Валя вдруг изменилась в лице. Улыбка сползла, глаза прищурились.
— А, понятно… Сынок твой нашептал. Струсила. Боишься, что я у тебя пенсию отберу, да?
— Не в этом дело! — повысила голос Людмила. — Я просто хочу, чтобы ты ушла. Сегодня. Завтра крайний срок.
Валя встала.
— Ну вот, ясно. Добрые дела — наказуемы. Да и ладно! Живи в своей тишине, Люд. Я думала, ты подруга, а ты — просто старая дура, что всем верит, кроме тех, кто рядом.
И ушла. Без крика, без слёз. Только дверь хлопнула, как выстрел.
На следующее утро Людмила проснулась как после тяжёлого сна.
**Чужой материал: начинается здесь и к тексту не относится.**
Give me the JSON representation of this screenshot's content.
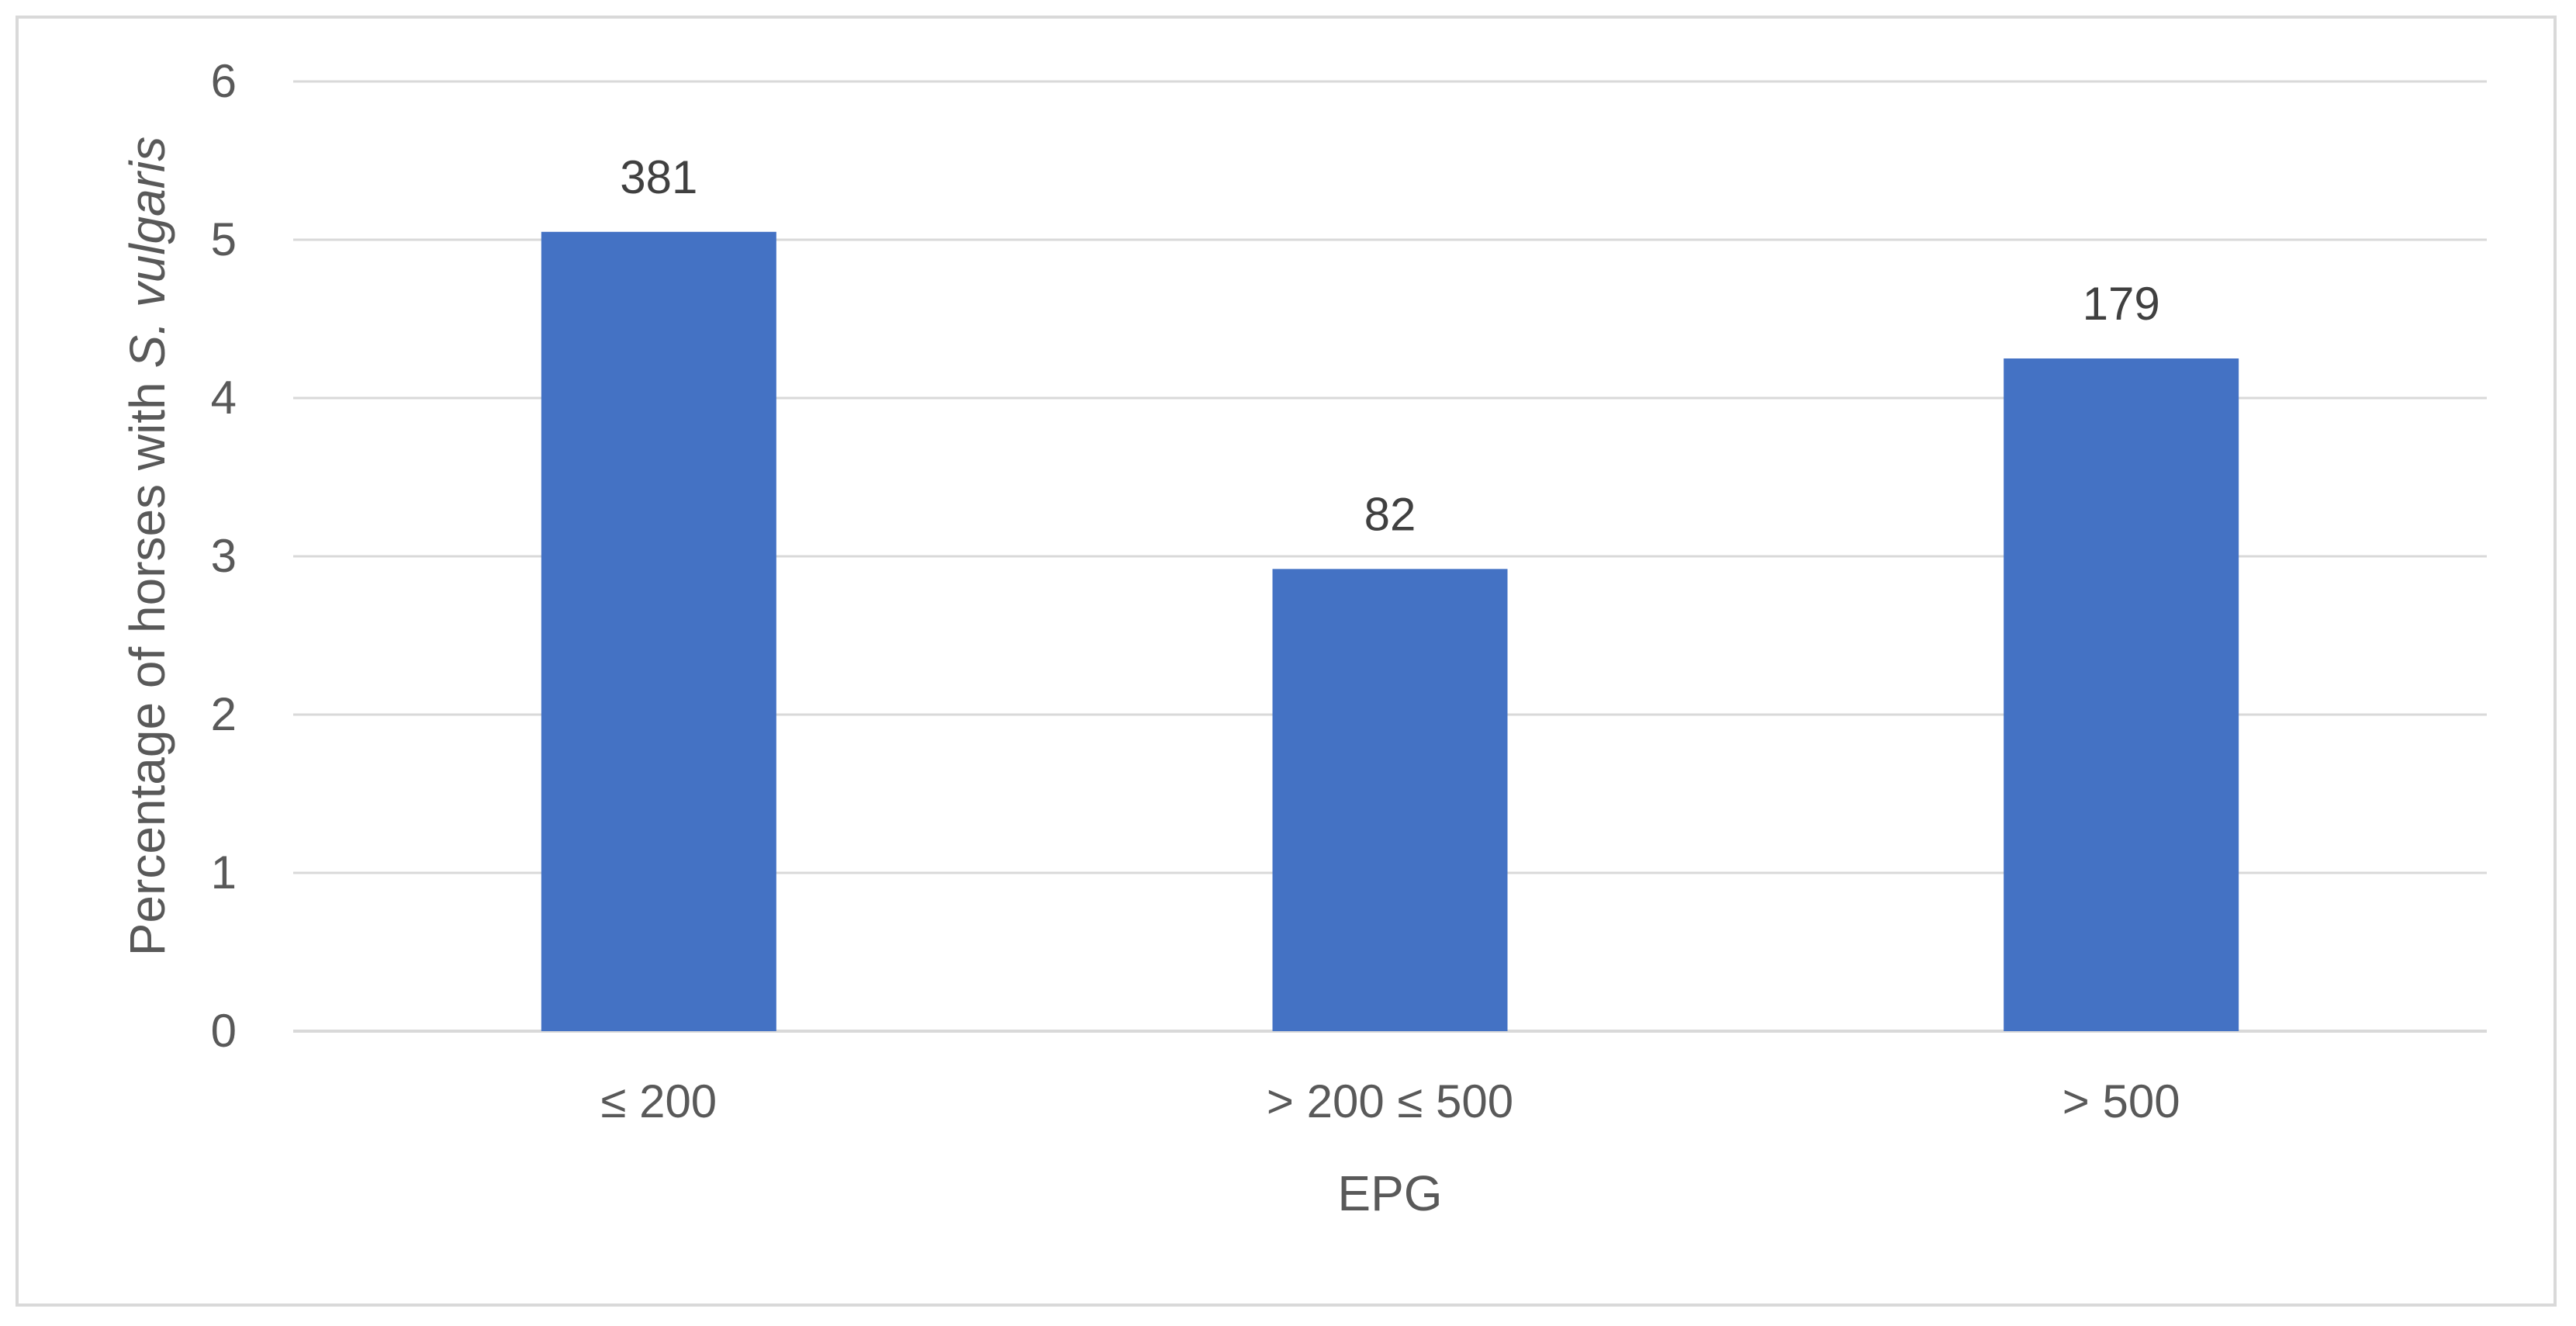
{
  "chart_data": {
    "type": "bar",
    "categories": [
      "≤ 200",
      "> 200 ≤ 500",
      "> 500"
    ],
    "values": [
      5.05,
      2.92,
      4.25
    ],
    "data_labels": [
      "381",
      "82",
      "179"
    ],
    "xlabel": "EPG",
    "ylabel": {
      "plain": "Percentage of horses with ",
      "italic": "S. vulgaris"
    },
    "ylim": [
      0,
      6
    ],
    "yticks": [
      "0",
      "1",
      "2",
      "3",
      "4",
      "5",
      "6"
    ],
    "grid": true,
    "legend": "none",
    "bar_color": "#4472c4",
    "grid_color": "#d9d9d9"
  }
}
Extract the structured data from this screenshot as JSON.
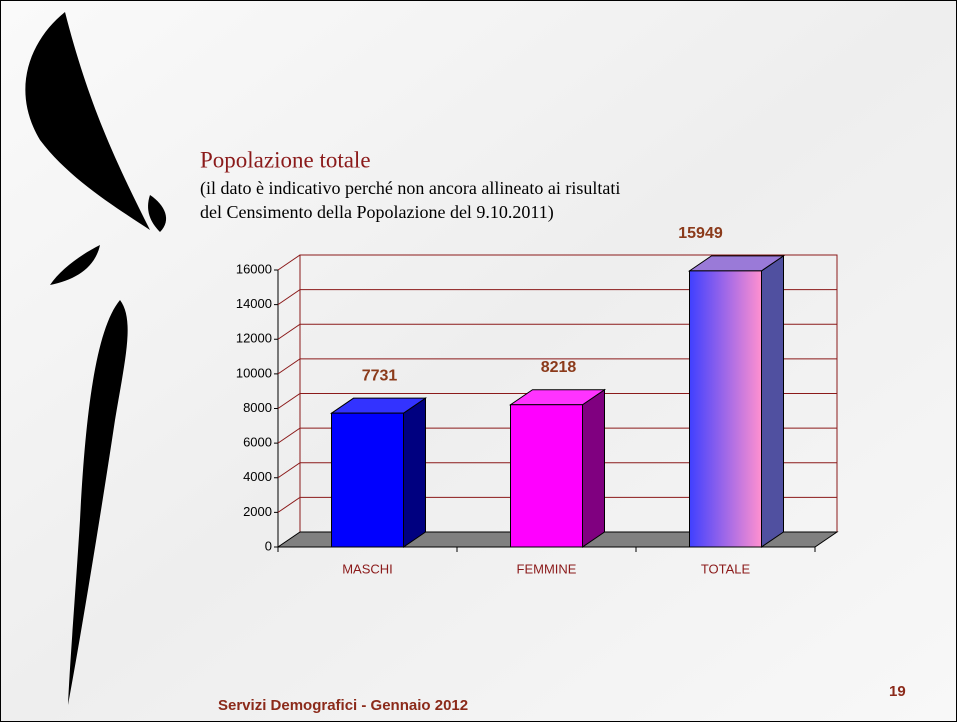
{
  "chart_data": {
    "type": "bar3d",
    "title": "Popolazione totale",
    "subtitle_lines": [
      "(il dato è indicativo perché non ancora allineato ai risultati",
      "del Censimento della Popolazione del 9.10.2011)"
    ],
    "categories": [
      "MASCHI",
      "FEMMINE",
      "TOTALE"
    ],
    "values": [
      7731,
      8218,
      15949
    ],
    "colors": [
      "#0000ff",
      "#ff00ff",
      "#ff90d0"
    ],
    "gradient": [
      false,
      false,
      true
    ],
    "ylim": [
      0,
      16000
    ],
    "yticks": [
      0,
      2000,
      4000,
      6000,
      8000,
      10000,
      12000,
      14000,
      16000
    ],
    "grid": true
  },
  "footer": {
    "text": "Servizi Demografici - Gennaio 2012",
    "page": "19"
  }
}
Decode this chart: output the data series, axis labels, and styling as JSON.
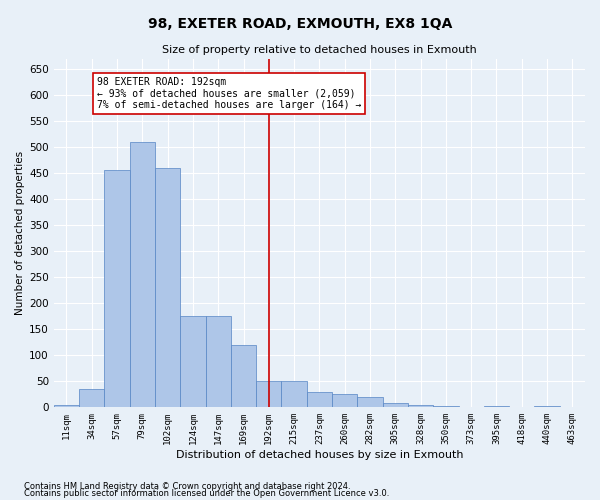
{
  "title1": "98, EXETER ROAD, EXMOUTH, EX8 1QA",
  "title2": "Size of property relative to detached houses in Exmouth",
  "xlabel": "Distribution of detached houses by size in Exmouth",
  "ylabel": "Number of detached properties",
  "categories": [
    "11sqm",
    "34sqm",
    "57sqm",
    "79sqm",
    "102sqm",
    "124sqm",
    "147sqm",
    "169sqm",
    "192sqm",
    "215sqm",
    "237sqm",
    "260sqm",
    "282sqm",
    "305sqm",
    "328sqm",
    "350sqm",
    "373sqm",
    "395sqm",
    "418sqm",
    "440sqm",
    "463sqm"
  ],
  "values": [
    5,
    35,
    455,
    510,
    460,
    175,
    175,
    120,
    50,
    50,
    30,
    25,
    20,
    8,
    5,
    2,
    0,
    2,
    0,
    2,
    0
  ],
  "bar_color": "#aec6e8",
  "bar_edge_color": "#5585c5",
  "vline_x": 8,
  "vline_color": "#cc0000",
  "annotation_text": "98 EXETER ROAD: 192sqm\n← 93% of detached houses are smaller (2,059)\n7% of semi-detached houses are larger (164) →",
  "annotation_box_color": "#ffffff",
  "annotation_box_edge_color": "#cc0000",
  "bg_color": "#e8f0f8",
  "grid_color": "#ffffff",
  "ylim": [
    0,
    670
  ],
  "footnote1": "Contains HM Land Registry data © Crown copyright and database right 2024.",
  "footnote2": "Contains public sector information licensed under the Open Government Licence v3.0."
}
Квартира была тихой. Без запаха Валиной краски для волос, без звона её браслетов, без её бесконечных разговоров. И в этой тишине Людмила впервые за долгое время ощутила… покой.
Костя и Марина приехали днём. Марина держалась спокойно, но взгляд был настороженный.
— Ну как? — спросил Костя.
— Ушла, — коротко сказала Людмила. — Сама. Хотя, думаю, обиделась крепко.
Марина осторожно поставила на стол коробку с пирожками.
— Мы не хотим вмешиваться… но, Людмила Семёновна, вам надо быть осторожной. Такие, как Валентина, легко привязываются, а потом… ну, бывает, и документы переписывают, и имущество.
— Я поняла, — кивнула Людмила. — Поздно, но поняла.
Они сидели втроём на кухне. Не говорили ничего особенного — про погоду, про внучку, про соседей. Но Людмила вдруг почувствовала: Марина стала ближе. Будто отошла стена. Может, и не подруги они, но уже не чужие.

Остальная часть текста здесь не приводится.